Knowing that we have to take the entire mass into consideration, let’s look at the water relaunch. A Tube-kite has an entirely different behaviour as the inflated struts ensure the kite never sinks, even when it gets washed by a wave. In order to guarantee that a Tube-kite has a fast and effortless relaunch from the water, it has to be designed in a DELTA shape, while the tip area should be flexible enough to catch air once a steering line has been pulled. The Soft-kite is mainly relaunched by pulling on its steering lines which activates the brake lines on the trailing edge. A flap is deployed which allows the kite to fly backwards if the kite is sitting face down on the water's edge. As the internal pressure of a Soft-kite is not high and the seams are not sealed, time is an important factor. Generally, the water relaunch on a Soft-kite is very easy and fast, as long there is no water inside the glider. As Soft-kites are often used in very light wind conditions, the kiter must react fast enough to avoid any water draining into the glider, as this will delay and complicate the release. Taking everything into consideration, a Soft-kite is not easier to restart than a Tube-kite, while a Tube-kite has the advantage of being a permanent floating device.
Safety is essential to our sport and without a safe product, kiting would never have become a mainstream sport. Here, both concepts have developed their own techniques to insure that the kite can be released and landed safely, without the user being pulled or dragged. The standard way for Tube-kites is by using the “single-front-line-safety” which allows the kite to flag out on one side. A Soft-kite safety system can be operated by pulling the steering lines, or flagging out the kite on one side.
Both concepts do have pro and cons under various conditions but generally speaking, they are safe and intuitive to handle as the release system on the bar is nearly identical on all kite brands.
Let’s talk about one essential topic within this comparison, the price. A Soft-kite is more complex than a Tube-kite in terms of its design and requires more material and labour work. The 10m² Softkite sample we are looking at, has an overall material consumption from 35,24m² for top, bottom, ribs, V-Tapes an H-Stripes. Additionally, 117m of lines are running into the bridle system. As shown in the diagram below, the Tube-kite has an overall consumption of 19,67m² for the canopy, LE, struts and bladder material. As the Soft-kite design has to be as light as possible to compensate the captured air mass the material has to be light. However, light material is expensive which leads to an overall higher production price. As a result, the prices of a Soft-kite with similar constructions details as shown in my sample, costs around 1370,-€ net retail. A 10m² Tubekite around 1100,-€ net. This is a delta from 270,-€ net. If you go for a 3 kite quiver, you end up with approximate 800,-€ price difference.
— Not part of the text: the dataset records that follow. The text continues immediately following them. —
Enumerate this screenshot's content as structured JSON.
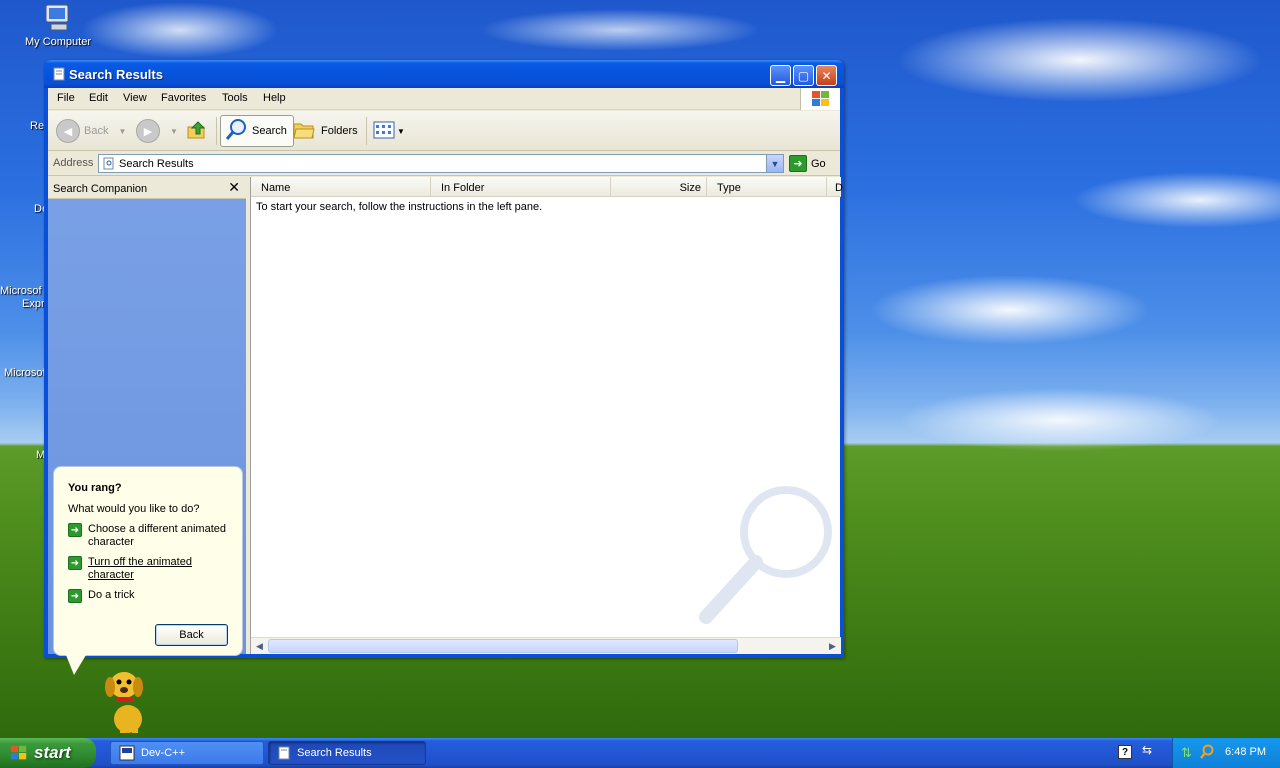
{
  "desktop": {
    "icons": [
      {
        "label": "My Computer"
      },
      {
        "label": "Re"
      },
      {
        "label": "De"
      },
      {
        "label": "Microsof"
      },
      {
        "label": "Expr"
      },
      {
        "label": "Microsof"
      },
      {
        "label": "M"
      }
    ]
  },
  "window": {
    "title": "Search Results",
    "menu": [
      "File",
      "Edit",
      "View",
      "Favorites",
      "Tools",
      "Help"
    ],
    "toolbar": {
      "back_label": "Back",
      "search_label": "Search",
      "folders_label": "Folders"
    },
    "address": {
      "label": "Address",
      "value": "Search Results",
      "go_label": "Go"
    },
    "companion": {
      "title": "Search Companion",
      "close_glyph": "✕",
      "balloon": {
        "title": "You rang?",
        "subtitle": "What would you like to do?",
        "options": [
          "Choose a different animated character",
          "Turn off the animated character",
          "Do a trick"
        ],
        "back_label": "Back"
      }
    },
    "results": {
      "columns": [
        "Name",
        "In Folder",
        "Size",
        "Type",
        "D"
      ],
      "empty_message": "To start your search, follow the instructions in the left pane."
    }
  },
  "taskbar": {
    "start_label": "start",
    "tasks": [
      {
        "label": "Dev-C++",
        "active": false
      },
      {
        "label": "Search Results",
        "active": true
      }
    ],
    "clock": "6:48 PM"
  },
  "colors": {
    "titlebar": "#0753dc",
    "companion_bg": "#7aa1e6",
    "taskbar": "#245edc",
    "start": "#3a9a3a"
  }
}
As you have seen, both concepts vary a lot but it’s the Tube-kite that stands victorious.
From a designers point of view, it shines in every aspect and its simplicity in design is the key to controlling its complexity. Tube-kites rule most of the sport related requirements, although a high aspect race Soft-kite does have performance advantages when it comes to its ability to run upwind in ultra light wind conditions.
Soft-kites have an approximate market share of 4%, meaning that 96% of all kites sold worldwide are Tube-kites. This figure basically validates the success of the concept. But YES, even though the production cost is very high, Soft-kites do have an right of existence for niche applications, especially in light wind race conditions on a foil board.. Without being too sarcastic, you have to be an believer to think that Soft-kites are the future of the entire kite market with all its facets.